Dernière invitée en date, Jane Fonda nous a honorés de sa présence la semaine dernière. Et pas seulement elle. Tout au long du festival, ont débarqué dans la ville Liv Ullmann, Javier Bardem, Alfonso Cuaron, Biyouna, Bernard Lavilliers, Claire Denis, Vincent Lindon et Claude Lelouch, venu le jour de l’ouverture en compagnie de Jean-Paul Belmondo et Richard Anconina. Ce soir-là, les célébrités étaient aussi nombreuses qu’à un festival de Cannes. C’est dire. Il faudrait encore citer le cinéaste Peter Bogdanovich qui devait présenter plusieurs de ses films. Sitôt arrivé à Lyon, il s’est cassé la jambe et a passé à suivre le reste des honneurs sur la télé locale de son hôpital.
Festival Lumière, le Cannes lyonnais
Le festival Lumière est basé, comme Cannes d’ailleurs, dont Thierry Frémaux s’occupe également, sur la pléthore. L’accumulation. L’asphyxie, même. Il faudrait pouvoir vivre 36 heures par jour ou se couper en quatre afin de tout voir. Et encore, ce serait dur. Mais, c’est bien connu, un festivalier heureux est un festivalier frustré. Qui se dit qu’il fera mieux l’an prochain. Qu’il dormira moins, mangera moins pour gagner du temps sur les séances. Qu’il déposera davantage de jours de congé afin de mieux profiter. Moi, entre nous, si je m’autorisais, je passerais mon temps à courir d’un film à l’autre. Et si je motorisais, j’irais en voiture, of course.
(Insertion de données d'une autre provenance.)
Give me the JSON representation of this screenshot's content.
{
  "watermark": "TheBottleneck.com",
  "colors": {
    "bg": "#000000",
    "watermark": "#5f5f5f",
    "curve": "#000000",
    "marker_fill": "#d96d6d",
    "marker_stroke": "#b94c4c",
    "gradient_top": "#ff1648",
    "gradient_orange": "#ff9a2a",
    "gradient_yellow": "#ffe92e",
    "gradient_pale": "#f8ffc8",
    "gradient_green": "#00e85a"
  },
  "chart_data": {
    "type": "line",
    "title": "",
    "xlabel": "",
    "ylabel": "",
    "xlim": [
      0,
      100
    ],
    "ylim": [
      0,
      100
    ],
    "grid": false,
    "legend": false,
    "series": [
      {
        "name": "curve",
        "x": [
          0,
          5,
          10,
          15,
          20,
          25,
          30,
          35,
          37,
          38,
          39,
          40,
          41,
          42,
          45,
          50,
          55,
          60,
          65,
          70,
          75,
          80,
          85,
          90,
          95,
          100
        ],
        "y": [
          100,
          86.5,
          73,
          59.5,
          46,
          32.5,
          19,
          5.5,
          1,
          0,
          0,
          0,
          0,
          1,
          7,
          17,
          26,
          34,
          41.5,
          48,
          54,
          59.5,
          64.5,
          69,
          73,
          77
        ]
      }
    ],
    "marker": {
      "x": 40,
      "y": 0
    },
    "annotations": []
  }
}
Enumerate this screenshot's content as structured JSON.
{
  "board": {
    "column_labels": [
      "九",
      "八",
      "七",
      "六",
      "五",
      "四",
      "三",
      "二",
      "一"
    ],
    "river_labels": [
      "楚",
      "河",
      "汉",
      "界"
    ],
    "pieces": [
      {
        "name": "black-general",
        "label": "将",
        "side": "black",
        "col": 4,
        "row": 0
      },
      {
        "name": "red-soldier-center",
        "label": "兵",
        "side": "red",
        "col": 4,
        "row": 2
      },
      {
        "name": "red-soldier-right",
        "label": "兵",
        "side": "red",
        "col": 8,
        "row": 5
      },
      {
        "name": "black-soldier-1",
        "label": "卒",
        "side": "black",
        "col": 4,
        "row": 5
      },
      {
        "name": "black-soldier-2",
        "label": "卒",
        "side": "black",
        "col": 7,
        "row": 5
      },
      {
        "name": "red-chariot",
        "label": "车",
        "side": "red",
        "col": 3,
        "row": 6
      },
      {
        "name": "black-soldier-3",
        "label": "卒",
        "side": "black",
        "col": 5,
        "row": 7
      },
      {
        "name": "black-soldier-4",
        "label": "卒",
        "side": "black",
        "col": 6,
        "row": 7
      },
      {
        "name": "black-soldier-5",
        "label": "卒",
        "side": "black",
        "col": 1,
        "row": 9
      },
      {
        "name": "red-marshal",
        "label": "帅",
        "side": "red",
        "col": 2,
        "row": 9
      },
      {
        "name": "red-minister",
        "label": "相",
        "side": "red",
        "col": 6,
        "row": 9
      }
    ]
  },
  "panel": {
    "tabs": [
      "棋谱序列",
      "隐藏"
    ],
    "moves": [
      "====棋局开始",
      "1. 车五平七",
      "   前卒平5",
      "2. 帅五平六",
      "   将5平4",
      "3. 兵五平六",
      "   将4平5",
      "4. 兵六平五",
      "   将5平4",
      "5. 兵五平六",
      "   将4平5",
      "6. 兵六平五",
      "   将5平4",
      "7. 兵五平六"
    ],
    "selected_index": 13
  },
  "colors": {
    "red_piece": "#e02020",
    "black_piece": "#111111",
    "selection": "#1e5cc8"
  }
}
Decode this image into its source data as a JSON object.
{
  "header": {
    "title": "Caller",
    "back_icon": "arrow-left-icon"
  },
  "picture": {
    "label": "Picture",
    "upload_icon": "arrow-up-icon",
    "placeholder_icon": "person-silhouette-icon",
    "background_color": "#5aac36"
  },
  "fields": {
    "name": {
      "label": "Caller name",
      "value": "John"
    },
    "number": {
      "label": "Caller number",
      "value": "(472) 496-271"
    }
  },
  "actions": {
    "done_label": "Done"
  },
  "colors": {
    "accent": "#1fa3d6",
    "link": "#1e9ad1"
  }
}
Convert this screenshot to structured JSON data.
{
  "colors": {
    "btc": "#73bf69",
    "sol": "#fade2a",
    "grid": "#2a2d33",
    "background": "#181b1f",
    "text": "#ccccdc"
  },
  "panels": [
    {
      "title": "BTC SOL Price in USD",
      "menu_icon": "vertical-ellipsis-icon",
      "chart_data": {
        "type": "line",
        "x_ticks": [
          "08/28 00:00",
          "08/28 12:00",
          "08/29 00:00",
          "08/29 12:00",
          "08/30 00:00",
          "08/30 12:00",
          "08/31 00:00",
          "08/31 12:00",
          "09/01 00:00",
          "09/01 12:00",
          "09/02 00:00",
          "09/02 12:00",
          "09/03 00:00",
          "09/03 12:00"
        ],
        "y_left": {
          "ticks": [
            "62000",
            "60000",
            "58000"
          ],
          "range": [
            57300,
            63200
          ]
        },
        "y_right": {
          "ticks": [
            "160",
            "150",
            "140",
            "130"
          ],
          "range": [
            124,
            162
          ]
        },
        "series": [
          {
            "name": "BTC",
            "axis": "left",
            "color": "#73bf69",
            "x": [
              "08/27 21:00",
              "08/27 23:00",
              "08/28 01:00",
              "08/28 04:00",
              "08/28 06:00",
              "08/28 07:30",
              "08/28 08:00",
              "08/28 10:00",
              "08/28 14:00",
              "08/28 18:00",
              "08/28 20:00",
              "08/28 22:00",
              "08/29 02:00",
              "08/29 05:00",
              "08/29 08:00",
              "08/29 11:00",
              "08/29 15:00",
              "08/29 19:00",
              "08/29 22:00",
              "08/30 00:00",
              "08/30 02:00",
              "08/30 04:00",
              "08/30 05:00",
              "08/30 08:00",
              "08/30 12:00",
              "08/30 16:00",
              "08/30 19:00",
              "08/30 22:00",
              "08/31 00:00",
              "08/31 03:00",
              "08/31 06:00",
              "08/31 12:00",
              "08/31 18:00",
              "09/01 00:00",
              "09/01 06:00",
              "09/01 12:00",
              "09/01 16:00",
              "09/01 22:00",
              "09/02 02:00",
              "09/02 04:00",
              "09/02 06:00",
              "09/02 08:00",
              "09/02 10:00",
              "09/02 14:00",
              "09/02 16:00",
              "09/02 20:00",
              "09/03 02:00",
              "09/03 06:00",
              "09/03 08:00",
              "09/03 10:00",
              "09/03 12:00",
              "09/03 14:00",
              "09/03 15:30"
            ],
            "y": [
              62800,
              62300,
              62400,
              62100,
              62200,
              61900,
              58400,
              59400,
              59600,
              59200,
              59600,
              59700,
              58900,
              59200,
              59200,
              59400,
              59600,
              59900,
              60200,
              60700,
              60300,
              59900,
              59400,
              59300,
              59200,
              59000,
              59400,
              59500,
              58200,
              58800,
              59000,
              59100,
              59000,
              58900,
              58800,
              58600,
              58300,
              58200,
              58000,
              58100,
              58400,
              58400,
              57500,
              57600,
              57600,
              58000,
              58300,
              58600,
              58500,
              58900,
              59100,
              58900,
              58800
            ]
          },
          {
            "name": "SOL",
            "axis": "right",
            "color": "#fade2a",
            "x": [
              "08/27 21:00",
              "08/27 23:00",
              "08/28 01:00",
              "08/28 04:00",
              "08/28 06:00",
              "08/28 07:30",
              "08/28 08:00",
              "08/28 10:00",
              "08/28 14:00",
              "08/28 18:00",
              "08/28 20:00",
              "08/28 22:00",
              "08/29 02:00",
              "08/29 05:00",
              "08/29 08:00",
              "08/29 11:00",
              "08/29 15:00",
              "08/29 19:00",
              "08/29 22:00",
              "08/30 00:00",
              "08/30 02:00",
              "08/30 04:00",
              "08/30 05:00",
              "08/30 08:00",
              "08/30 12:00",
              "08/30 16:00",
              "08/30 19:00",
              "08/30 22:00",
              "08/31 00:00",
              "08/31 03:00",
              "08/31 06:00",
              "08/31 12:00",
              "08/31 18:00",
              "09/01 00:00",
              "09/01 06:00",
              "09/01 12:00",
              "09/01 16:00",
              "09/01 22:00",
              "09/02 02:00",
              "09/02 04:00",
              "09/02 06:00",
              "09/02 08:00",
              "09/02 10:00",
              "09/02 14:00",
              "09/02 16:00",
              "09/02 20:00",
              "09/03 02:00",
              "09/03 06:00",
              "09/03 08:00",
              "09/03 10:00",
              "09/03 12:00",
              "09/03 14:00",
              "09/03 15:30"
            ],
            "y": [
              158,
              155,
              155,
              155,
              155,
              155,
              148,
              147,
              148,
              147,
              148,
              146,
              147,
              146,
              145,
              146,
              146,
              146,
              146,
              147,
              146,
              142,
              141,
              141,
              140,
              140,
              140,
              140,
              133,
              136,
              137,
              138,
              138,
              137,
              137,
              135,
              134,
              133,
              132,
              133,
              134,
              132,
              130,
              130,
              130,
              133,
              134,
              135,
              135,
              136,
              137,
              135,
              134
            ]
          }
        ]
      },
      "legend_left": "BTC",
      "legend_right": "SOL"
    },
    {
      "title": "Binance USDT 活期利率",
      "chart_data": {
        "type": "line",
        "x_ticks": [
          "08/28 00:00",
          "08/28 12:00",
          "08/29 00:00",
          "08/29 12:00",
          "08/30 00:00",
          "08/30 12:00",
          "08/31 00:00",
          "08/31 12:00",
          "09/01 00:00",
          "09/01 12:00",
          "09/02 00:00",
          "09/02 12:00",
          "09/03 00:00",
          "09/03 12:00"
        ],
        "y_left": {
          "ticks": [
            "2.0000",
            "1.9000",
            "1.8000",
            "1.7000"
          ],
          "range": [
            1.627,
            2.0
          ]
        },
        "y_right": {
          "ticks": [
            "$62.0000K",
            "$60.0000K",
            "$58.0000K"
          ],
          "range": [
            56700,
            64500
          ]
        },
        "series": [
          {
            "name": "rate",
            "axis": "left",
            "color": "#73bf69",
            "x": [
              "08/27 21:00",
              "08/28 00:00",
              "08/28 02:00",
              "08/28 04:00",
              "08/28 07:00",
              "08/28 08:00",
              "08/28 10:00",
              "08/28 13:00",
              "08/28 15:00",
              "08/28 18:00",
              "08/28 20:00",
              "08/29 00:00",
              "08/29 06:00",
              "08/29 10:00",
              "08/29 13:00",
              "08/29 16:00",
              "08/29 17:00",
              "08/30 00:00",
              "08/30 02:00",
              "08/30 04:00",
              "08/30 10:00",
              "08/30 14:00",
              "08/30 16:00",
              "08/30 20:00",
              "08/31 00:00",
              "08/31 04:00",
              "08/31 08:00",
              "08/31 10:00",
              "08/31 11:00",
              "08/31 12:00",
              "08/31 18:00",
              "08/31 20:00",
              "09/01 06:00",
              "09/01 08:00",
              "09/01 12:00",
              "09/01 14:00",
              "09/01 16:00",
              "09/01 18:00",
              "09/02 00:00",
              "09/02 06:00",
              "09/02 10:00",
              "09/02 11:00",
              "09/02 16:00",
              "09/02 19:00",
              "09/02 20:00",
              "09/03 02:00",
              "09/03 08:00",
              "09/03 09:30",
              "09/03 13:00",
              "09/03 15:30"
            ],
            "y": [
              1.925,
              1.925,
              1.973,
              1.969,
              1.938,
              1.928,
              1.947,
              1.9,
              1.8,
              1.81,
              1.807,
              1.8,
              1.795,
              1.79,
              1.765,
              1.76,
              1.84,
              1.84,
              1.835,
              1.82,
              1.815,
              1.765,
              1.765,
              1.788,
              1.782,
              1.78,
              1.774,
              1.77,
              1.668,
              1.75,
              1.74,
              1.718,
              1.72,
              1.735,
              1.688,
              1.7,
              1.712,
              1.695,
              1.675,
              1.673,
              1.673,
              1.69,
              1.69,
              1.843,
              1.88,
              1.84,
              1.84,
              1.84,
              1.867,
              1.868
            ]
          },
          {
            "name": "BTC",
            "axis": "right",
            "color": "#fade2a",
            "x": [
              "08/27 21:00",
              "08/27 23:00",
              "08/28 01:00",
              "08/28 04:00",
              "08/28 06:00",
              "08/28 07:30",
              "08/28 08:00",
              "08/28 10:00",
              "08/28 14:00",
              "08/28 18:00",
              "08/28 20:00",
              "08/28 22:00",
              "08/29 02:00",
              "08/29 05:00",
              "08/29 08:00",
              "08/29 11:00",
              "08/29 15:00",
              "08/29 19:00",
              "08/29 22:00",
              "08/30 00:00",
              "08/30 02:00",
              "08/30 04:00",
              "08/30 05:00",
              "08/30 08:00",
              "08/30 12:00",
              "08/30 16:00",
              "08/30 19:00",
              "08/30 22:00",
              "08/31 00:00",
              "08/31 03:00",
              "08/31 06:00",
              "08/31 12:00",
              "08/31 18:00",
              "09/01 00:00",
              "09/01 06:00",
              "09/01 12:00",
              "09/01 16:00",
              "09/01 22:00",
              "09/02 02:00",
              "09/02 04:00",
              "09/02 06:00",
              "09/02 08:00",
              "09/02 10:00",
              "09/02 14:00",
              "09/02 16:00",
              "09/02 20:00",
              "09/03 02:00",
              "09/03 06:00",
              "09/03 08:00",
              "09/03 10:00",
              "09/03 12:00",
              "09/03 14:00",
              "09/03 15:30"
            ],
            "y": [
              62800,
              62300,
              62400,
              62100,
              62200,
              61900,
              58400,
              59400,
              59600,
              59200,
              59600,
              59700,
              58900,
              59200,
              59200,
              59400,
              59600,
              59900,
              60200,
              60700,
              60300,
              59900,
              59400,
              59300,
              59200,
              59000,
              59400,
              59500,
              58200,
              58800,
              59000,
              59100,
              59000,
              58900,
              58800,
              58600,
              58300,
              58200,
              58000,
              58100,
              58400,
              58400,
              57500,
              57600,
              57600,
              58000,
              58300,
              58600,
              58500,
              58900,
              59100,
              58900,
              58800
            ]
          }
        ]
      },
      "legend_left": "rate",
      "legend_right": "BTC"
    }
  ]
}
Le maître mot de Lumière est le patrimoine, célébré par les ambassadeurs du festival. Ils se nommaient, cette année, Abd Al Malik, Fatih Akin, Juan Antonio Bayona, Jean Becker, Dominique Besnehard, Clotilde Courau, Jean-Loup Dabadie, Béatrice Dalle, Mylène Demongeot, Rossy De Palma, Françoise Fabian, Marina Foïs, Laurent Gerra, Robert Hossein, Christophe Lambert, Jeunet et Caro ou Elsa Zylberstein, on ne peut tous les citer. Ils ont pris leur bâton de pèlerin pour parcourir les cinémas de la ville et de ses banlieues et parler des films qu’ils venaient présenter et avec lesquels ils n’avaient, très souvent, aucun lien. C’était juste des films qu’ils aimaient.
Vivement la prochaine édition
La cinéphilie ou, mieux encore, l’amour du cinéma est certainement le moteur de la manifestation. Si vous aimez le cinéma muet, avec la musique jouée par un pianiste ou tout un orchestre, si vous vous passionnez pour les films du passé et même ceux du présent, puisque plusieurs avant-premières étaient programmées, si ça vous fait marrer de voir Javier Bardem plaisanter avec vous avant la séance de « Biutiful » ou James Thierrée, le petit-fils de Chaplin, faire semblant de se casser la figure pour parler de « Certains l’aiment chaud », si vous êtes émoustillé lorsque Jane Fonda, juste avant que ne commence « Barbarella », vous raconte comment a été tournée la séquence inaugurale du strip-tease, alors oui, franchement, préparez-vous déjà à acheter les billets de la prochaine édition. Parce qu’il n’y en aura pas pour tout le monde.